See Transactional DDL and Known Limitations for the full mechanism and worked examples.

Features Not Yet Supported

The following Snowflake CREATE SEMANTIC VIEW features are not yet implemented in DuckDB Semantic Views:

Snowflake Feature

Status

Direct SQL query interface

Not planned; semantic_view() table function is the query interface

Column-level security

Out of scope; DuckDB handles access control

ASOF / temporal relationships

Not planned; standard equi-joins cover most use cases

A Note on Snowflake’s YAML Spec

Snowflake’s YAML-based semantic view definition (CREATE SEMANTIC VIEW FROM YAML) is a separate interface designed for Cortex Analyst, Snowflake’s AI SQL generation layer.
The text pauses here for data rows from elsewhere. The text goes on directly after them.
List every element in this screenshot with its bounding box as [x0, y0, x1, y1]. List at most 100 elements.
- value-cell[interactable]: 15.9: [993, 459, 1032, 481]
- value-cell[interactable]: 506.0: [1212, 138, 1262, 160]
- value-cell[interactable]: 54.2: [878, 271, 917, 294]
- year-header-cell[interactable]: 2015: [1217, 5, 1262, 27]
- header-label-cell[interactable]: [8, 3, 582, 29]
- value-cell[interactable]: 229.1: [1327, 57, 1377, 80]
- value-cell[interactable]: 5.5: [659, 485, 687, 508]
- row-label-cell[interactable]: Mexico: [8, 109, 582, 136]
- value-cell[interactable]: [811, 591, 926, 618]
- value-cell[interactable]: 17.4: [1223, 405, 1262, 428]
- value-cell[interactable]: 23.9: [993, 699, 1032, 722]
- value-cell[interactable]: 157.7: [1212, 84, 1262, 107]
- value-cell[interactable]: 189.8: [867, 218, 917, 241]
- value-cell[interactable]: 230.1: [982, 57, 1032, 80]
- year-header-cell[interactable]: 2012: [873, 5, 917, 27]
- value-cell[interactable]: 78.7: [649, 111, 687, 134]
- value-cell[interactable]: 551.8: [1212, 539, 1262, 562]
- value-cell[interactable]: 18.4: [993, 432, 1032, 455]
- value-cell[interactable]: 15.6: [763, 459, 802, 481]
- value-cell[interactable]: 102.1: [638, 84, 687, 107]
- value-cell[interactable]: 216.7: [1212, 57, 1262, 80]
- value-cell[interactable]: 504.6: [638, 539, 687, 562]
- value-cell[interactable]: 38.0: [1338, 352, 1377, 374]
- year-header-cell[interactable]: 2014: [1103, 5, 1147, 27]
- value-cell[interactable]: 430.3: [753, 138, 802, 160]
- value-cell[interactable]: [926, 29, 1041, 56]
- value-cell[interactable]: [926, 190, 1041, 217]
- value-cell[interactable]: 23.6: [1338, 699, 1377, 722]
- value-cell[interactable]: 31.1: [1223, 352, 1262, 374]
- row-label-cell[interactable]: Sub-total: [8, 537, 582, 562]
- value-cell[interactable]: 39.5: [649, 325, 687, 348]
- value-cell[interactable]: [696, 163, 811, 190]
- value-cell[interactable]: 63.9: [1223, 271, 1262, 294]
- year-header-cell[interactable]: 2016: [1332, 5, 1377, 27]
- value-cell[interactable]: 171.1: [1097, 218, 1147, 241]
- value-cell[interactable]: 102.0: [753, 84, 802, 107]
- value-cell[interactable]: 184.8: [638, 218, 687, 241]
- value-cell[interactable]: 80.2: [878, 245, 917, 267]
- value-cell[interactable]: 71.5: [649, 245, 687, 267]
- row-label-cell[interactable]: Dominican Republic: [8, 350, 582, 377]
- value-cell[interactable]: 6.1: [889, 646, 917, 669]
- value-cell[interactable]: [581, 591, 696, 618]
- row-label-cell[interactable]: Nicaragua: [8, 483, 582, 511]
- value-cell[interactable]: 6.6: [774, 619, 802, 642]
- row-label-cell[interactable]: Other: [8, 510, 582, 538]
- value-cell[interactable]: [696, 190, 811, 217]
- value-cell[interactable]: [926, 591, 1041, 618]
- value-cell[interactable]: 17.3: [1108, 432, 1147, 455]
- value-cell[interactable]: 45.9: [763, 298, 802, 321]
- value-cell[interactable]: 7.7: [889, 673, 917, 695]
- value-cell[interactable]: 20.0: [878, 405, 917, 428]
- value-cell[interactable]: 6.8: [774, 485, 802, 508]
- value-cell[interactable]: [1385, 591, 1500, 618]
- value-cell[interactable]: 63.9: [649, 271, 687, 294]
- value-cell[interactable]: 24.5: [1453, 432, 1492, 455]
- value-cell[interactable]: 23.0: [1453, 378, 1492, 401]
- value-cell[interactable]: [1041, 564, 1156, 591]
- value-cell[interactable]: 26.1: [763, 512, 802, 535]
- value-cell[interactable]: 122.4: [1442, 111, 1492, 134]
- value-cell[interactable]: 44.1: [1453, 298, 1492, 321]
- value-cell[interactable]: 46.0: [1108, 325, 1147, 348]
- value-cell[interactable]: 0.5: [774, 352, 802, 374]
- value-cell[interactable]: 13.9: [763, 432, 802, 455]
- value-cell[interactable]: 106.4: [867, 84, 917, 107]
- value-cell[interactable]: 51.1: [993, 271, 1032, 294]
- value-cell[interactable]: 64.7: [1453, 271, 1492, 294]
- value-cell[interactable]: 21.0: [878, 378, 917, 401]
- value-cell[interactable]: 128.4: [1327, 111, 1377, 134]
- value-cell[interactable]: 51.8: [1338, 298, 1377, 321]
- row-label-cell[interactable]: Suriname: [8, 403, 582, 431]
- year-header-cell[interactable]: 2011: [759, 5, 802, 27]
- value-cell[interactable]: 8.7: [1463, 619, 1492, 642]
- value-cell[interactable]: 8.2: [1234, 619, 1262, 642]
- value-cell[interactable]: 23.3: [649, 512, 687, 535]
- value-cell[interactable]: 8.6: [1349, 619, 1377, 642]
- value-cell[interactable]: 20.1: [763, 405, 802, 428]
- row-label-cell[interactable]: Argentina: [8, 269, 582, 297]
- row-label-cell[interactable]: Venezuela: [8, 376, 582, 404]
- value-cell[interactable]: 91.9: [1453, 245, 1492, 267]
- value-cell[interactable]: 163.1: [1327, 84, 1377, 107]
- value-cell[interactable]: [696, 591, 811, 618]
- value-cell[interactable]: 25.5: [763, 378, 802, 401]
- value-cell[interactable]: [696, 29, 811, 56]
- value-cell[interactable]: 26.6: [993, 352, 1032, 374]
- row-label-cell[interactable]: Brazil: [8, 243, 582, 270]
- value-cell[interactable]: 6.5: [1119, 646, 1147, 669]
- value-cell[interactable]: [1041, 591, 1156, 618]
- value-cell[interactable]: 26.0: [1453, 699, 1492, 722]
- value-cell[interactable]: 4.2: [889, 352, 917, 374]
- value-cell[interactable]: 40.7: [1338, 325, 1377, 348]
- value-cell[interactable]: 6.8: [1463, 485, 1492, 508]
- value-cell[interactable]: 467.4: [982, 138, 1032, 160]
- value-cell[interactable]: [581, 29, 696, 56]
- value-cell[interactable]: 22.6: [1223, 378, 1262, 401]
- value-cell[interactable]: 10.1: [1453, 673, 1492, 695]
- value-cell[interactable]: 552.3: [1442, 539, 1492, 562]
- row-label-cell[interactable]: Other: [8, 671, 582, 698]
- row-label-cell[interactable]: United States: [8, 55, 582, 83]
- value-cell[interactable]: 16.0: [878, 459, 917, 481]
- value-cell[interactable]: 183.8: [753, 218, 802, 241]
The YAML spec includes concepts that do not exist in the SQL DDL:

  • time_dimensions with granularity controls (the SQL DDL uses regular dimensions with date_trunc())

  • custom_instructions for AI prompt tuning

  • access_modifier for column-level security

  • sample_values for AI context

DuckDB Semantic Views supports YAML definition import (FROM YAML) and export (READ_YAML_FROM_SEMANTIC_VIEW()), but these use the extension’s own YAML schema – not Snowflake’s Cortex Analyst YAML spec. The DuckDB YAML format is a serialization of the same model used by the SQL DDL (tables, relationships, facts, dimensions, metrics, materializations). It is designed for version control, migration, and sharing – not for AI prompt tuning. Comparisons against Snowflake YAML-spec-only features remain not applicable.

See How to Import and Export YAML Definitions for the DuckDB YAML workflow.